Обе женщины смотрели на него с почтением.
– Пожалуй, мне стоит проконсультироваться на сей счет с адвокатом мисс Аранделл. У нее, наверное, был свой адвокат?
– О да, сэр, – быстро откликнулась Элен. – Мистер Первис из Харчестера.
– Он был в курсе всех ее дел?
– Думаю, да, сэр. Насколько я помню, именно он вел все ее дела. После того как мисс Аранделл свалилась с лестницы, она велела немедленно послать за ним.
– После того, как упала с лестницы?
– Да, сэр.
– Скажите, пожалуйста, когда это произошло?
– На следующий день после того дня, когда были закрыты все банки, – вмешалась кухарка. – Я это хорошо помню. В тот день я готовила, поскольку у нее были гости, а отдыхала вместо этого в среду.
Пуаро вынул карманный календарик.
– Совершенно верно.

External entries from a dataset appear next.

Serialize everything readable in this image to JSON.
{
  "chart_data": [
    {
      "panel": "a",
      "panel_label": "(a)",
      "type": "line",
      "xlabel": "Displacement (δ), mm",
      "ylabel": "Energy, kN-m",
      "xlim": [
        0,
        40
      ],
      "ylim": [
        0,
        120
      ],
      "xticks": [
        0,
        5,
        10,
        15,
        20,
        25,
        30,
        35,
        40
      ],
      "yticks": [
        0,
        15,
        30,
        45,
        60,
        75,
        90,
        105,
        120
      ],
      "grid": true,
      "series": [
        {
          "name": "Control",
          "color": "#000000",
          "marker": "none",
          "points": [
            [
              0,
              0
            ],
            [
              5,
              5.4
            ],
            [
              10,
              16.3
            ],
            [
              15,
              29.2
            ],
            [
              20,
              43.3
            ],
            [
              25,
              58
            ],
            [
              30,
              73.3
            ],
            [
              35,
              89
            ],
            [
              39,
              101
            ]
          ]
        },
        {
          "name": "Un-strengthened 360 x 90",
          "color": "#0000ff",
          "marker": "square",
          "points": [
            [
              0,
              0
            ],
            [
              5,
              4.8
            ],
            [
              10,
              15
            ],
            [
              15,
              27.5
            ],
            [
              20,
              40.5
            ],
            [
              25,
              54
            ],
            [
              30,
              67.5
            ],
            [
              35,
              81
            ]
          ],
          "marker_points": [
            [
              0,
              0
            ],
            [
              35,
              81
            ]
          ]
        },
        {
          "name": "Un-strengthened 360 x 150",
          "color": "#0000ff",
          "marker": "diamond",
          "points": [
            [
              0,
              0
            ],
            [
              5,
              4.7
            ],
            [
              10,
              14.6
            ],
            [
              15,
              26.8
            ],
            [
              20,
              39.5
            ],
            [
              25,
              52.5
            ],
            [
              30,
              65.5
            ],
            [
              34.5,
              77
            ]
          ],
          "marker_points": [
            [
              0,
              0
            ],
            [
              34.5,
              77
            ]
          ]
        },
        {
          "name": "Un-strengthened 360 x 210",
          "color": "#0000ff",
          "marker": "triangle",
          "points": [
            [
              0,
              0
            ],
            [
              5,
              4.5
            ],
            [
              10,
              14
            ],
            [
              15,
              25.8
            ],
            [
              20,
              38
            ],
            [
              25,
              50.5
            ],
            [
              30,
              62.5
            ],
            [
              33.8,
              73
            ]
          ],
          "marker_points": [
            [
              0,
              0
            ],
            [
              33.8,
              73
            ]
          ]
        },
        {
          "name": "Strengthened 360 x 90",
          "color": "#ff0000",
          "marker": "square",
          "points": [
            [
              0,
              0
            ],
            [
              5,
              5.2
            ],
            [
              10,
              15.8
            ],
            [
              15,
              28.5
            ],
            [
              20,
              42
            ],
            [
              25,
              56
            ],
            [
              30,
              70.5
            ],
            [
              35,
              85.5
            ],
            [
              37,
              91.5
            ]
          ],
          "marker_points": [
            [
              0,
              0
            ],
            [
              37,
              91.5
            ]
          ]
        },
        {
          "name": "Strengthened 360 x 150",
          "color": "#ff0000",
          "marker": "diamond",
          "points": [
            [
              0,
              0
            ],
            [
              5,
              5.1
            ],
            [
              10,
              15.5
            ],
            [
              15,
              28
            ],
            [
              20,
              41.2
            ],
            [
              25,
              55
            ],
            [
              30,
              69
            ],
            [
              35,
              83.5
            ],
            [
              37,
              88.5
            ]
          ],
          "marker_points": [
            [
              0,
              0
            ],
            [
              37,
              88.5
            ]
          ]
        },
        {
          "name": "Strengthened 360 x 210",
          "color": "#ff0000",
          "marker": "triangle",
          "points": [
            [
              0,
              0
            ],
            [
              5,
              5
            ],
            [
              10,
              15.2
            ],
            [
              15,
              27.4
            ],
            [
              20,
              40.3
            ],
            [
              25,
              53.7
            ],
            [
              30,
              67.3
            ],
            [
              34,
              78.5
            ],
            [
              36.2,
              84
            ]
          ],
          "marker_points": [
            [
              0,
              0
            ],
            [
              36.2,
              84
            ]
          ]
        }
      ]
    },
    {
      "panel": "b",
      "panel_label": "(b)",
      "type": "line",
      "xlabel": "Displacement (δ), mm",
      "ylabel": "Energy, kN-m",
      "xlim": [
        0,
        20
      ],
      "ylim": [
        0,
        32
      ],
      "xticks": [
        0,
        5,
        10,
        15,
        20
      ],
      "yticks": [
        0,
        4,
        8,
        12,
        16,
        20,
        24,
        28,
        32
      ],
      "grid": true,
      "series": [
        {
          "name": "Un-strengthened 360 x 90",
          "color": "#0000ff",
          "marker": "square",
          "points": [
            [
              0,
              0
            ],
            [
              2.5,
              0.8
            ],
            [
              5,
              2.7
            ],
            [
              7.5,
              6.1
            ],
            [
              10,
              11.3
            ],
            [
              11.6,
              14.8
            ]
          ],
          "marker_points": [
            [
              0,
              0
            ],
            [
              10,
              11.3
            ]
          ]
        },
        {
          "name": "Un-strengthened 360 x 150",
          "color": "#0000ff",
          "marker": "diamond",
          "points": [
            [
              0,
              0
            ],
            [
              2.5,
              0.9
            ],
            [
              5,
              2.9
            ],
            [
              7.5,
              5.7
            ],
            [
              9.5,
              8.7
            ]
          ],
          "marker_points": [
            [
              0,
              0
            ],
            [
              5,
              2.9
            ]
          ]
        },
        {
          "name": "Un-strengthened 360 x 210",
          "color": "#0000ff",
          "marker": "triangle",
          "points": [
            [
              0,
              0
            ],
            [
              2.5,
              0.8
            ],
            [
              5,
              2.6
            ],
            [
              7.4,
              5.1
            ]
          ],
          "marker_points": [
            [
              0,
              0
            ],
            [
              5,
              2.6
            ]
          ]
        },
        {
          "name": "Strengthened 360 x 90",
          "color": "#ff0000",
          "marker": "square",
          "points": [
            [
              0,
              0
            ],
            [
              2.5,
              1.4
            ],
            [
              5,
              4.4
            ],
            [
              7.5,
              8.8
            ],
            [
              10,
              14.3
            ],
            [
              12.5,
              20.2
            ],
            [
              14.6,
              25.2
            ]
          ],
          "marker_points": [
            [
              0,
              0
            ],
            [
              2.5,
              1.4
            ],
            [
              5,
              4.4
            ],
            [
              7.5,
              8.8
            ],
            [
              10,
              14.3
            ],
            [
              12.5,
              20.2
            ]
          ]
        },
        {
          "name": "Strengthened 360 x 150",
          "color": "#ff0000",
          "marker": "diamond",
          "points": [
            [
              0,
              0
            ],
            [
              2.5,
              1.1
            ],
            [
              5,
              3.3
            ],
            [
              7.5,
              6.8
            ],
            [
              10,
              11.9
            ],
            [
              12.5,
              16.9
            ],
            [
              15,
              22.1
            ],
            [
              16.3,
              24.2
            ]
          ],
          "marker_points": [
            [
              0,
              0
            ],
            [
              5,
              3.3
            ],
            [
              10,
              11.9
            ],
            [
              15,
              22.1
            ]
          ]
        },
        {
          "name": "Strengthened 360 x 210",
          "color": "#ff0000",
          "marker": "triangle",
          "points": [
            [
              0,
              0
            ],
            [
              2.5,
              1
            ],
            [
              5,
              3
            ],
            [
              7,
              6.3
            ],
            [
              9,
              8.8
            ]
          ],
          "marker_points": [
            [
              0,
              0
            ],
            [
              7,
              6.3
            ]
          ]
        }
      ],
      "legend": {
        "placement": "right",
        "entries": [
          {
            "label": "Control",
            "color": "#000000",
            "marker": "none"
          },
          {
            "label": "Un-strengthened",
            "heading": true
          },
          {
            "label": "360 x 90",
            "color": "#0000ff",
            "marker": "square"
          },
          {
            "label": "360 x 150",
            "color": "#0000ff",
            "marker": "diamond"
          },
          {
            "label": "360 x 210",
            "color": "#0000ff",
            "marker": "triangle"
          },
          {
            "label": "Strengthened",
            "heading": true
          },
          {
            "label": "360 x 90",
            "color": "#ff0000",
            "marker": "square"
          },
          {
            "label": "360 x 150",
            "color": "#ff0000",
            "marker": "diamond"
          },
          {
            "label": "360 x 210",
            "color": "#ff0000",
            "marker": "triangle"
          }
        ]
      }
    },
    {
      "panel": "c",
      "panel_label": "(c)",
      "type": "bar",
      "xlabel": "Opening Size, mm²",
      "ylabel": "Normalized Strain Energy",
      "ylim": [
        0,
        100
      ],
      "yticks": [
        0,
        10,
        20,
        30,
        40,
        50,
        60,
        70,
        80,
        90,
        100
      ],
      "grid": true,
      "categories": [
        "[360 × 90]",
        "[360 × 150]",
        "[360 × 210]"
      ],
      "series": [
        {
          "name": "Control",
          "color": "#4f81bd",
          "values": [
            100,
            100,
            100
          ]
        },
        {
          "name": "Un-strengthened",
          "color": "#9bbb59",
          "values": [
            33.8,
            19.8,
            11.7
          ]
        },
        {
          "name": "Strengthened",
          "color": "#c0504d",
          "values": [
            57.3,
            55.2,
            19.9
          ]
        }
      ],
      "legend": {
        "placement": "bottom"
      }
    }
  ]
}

В этом году все банки были закрыты тринадцатого. Значит, мисс Аранделл упала четырнадцатого. Письмо было написано спустя три дня. Жаль, что она его так и не отправила. Но, может, и сейчас не поздно… – Он помолчал. – Мне думается, поручение, которое она хотела мне дать, было связано с одним из гостей, о которых вы упомянули.
Предположение, высказанное Пуаро, совсем не было для них громом среди ясного неба, похоже, оно имело под собой определенную почву. Элен, казалось, что-то вспомнила. Она вопросительно посмотрела на кухарку и встретила ее одобряющий взгляд.
– Скорее всего, с мистером Чарлзом, – сказала она.
– Кто гостил тогда у вашей хозяйки? – спросил Пуаро.
– Доктор Таниос, его жена, мисс Белла, мисс Тереза и мистер Чарлз.
– Это все племянники и племянницы мисс Аранделл?
– Совершенно верно, сэр. Кроме доктора Таниоса – мужа мисс Беллы, мисс Белла – племянница мисс Аранделл, дочка ее сестры, – он иностранец, грек вроде бы. А мистер Чарлз и мисс Тереза – брат и сестра.
– Понятно. Значит, в гостях собрались только ее родственники. И когда же они уехали?
– В среду утром, сэр. Но доктор Таниос и мисс Белла приезжали и на следующие выходные, их беспокоило здоровье мисс Аранделл.
– А мистер Чарлз и мисс Тереза?
– Они приезжали на другие выходные. После которых она и умерла.
Любопытство Пуаро не знало предела. Я никак не мог взять в толк, зачем ему все это знать. Тайна письма получила свое объяснение, и, на мой взгляд, в самый раз было бы сейчас с достоинством ретироваться.
Моя мысль словно передалась ему.
– Eh bien, – сказал он. – Все, что вы мне рассказали, очень интересно. Я должен посоветоваться с мистером Первисом, так, кажется, зовут адвоката? Благодарю вас за помощь.
Он наклонился и погладил Боба.
– Brave chien, va?[26]26
Как дела, удалец? (фр.)
[Закрыть] Ты любил свою хозяйку.
Боб радостно откликнулся на эту ласку и в надежде поиграть принес большой кусок угля. Но его хорошенько отчитали и отобрали уголь. Он посмотрел на меня, ища сочувствия. «Ох уж эти женщины! – как бы говорил он. – Кормят-то на славу, а вот играть не хотят!»